Banned wagon: global
A weekly survey of world restrictions on freedom and free trade
One of the arguments advanced in favour of the war on Saddam Hussein's regime is that it will enable the West to end economic sanctions against Iraq. But Iraqi businessmen shouldn't hold their breath. You don't need to be at war against the West in order to qualify for a trade ban.
From the early days of Fidel Castro's rule, Cuba has been subject to a complete trade embargo with America. The ban extends to Americans travelling to Cuba to spend their money on the island itself, as Joan Slote of San Diego discovered to her cost last month when she was fined $8,000 by US customs. Her crime? To travel to Cuba on a cycling holiday. Although she believed the holiday to be within the rules of the embargo, since she had entered Cuba via a third country, Canada, she had made the mistake of bringing home two souvenirs worth a total of $1.
Fidel Castro may be a brutal dictator whose communist regime has impoverished his country, but it is hard to see what a trade embargo does to help Cuba's poor. Not only does it impoverish them further; it also acts as a disincentive for Cubans to rebel against communism: how could we enrich ourselves through capitalism, a Cuban tobacco farmer might well reason, when our most obvious market is completely closed to us? Neither is Cuba any longer engaged in a military stand-off with the USA. The master it once served, the USSR, no longer exists, and Castro's regime has not been linked with any terrorist threat.

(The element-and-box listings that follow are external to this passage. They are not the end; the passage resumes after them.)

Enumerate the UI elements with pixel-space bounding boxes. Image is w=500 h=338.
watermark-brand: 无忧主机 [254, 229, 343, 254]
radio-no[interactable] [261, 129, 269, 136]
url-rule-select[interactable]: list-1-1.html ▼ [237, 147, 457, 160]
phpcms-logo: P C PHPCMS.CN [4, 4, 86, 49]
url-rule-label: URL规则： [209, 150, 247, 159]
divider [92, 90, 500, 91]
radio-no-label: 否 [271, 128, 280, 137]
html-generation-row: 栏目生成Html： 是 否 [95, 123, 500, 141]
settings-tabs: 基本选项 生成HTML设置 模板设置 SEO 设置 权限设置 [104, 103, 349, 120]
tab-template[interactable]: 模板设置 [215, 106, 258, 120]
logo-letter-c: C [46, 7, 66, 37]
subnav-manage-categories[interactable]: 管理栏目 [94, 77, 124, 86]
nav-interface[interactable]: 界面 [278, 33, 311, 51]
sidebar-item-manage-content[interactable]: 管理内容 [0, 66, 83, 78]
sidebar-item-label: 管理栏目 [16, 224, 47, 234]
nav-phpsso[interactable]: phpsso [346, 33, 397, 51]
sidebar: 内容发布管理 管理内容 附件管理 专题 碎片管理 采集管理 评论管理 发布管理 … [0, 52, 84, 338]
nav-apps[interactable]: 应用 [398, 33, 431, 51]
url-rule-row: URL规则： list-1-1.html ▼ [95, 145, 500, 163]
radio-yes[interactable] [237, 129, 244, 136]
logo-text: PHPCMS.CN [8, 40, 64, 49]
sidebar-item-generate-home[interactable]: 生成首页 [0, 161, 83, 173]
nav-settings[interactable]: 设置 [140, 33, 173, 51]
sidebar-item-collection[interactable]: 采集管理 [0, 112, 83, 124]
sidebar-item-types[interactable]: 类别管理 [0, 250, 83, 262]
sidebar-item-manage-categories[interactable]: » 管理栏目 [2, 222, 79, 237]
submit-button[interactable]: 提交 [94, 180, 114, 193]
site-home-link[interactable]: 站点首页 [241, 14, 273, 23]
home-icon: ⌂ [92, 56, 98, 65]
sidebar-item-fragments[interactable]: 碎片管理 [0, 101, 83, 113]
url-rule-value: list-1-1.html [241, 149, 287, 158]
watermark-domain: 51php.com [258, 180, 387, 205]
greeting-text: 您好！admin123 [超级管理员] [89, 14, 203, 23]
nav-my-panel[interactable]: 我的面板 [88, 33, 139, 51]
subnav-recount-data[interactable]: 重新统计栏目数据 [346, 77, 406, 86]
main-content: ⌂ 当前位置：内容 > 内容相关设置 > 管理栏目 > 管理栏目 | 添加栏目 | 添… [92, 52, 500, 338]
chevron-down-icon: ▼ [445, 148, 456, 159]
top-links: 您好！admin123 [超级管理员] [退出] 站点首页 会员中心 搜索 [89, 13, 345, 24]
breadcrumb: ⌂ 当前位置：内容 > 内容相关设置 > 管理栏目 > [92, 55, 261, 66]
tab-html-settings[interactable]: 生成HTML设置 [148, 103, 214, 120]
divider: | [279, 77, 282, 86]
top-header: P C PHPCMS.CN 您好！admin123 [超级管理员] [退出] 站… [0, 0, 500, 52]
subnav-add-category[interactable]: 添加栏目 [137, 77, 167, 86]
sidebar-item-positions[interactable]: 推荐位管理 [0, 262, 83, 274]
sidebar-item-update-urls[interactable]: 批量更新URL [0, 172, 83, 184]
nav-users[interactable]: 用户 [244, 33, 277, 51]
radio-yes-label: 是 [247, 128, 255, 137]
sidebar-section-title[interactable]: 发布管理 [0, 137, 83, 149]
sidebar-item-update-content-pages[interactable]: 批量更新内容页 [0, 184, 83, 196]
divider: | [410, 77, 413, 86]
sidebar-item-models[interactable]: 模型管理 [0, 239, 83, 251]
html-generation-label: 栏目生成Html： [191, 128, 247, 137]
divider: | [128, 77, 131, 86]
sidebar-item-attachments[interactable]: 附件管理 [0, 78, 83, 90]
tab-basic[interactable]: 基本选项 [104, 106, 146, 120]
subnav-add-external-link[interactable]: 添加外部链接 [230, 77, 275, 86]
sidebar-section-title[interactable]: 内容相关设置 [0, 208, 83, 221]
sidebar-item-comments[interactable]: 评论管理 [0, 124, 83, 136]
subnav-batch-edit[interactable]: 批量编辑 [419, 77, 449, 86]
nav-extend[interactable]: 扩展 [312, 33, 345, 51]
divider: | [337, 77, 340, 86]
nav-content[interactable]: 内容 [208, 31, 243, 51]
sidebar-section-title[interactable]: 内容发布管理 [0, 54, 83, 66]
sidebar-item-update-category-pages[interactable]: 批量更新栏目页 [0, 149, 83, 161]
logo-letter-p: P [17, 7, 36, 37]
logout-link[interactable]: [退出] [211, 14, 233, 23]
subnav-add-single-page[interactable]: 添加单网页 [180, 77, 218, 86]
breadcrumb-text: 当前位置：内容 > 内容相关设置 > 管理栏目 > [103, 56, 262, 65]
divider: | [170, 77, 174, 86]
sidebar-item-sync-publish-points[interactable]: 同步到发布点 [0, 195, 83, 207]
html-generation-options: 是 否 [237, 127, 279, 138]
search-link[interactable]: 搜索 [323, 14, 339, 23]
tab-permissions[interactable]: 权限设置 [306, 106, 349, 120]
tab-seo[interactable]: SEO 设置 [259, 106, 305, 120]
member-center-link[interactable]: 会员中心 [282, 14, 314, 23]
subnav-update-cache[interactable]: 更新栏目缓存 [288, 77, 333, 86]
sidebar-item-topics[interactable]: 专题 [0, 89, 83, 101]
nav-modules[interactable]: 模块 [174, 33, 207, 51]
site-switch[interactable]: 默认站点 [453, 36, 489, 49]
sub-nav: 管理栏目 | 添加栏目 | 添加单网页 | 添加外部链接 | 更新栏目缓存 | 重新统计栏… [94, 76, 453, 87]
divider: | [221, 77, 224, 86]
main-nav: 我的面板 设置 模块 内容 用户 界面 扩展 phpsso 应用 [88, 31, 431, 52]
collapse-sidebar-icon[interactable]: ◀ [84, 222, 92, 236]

Forty years after the missile crisis, however, there are some Americans who still have reason to fear the threat from Cuba: tobacco farmers, cigarmakers and people in other industries which might find themselves having to compete with imports. The truth is that the trade embargo remains because it suits American vested interests too well not to have competition from a low-wage economy 90 miles off the coast of Florida.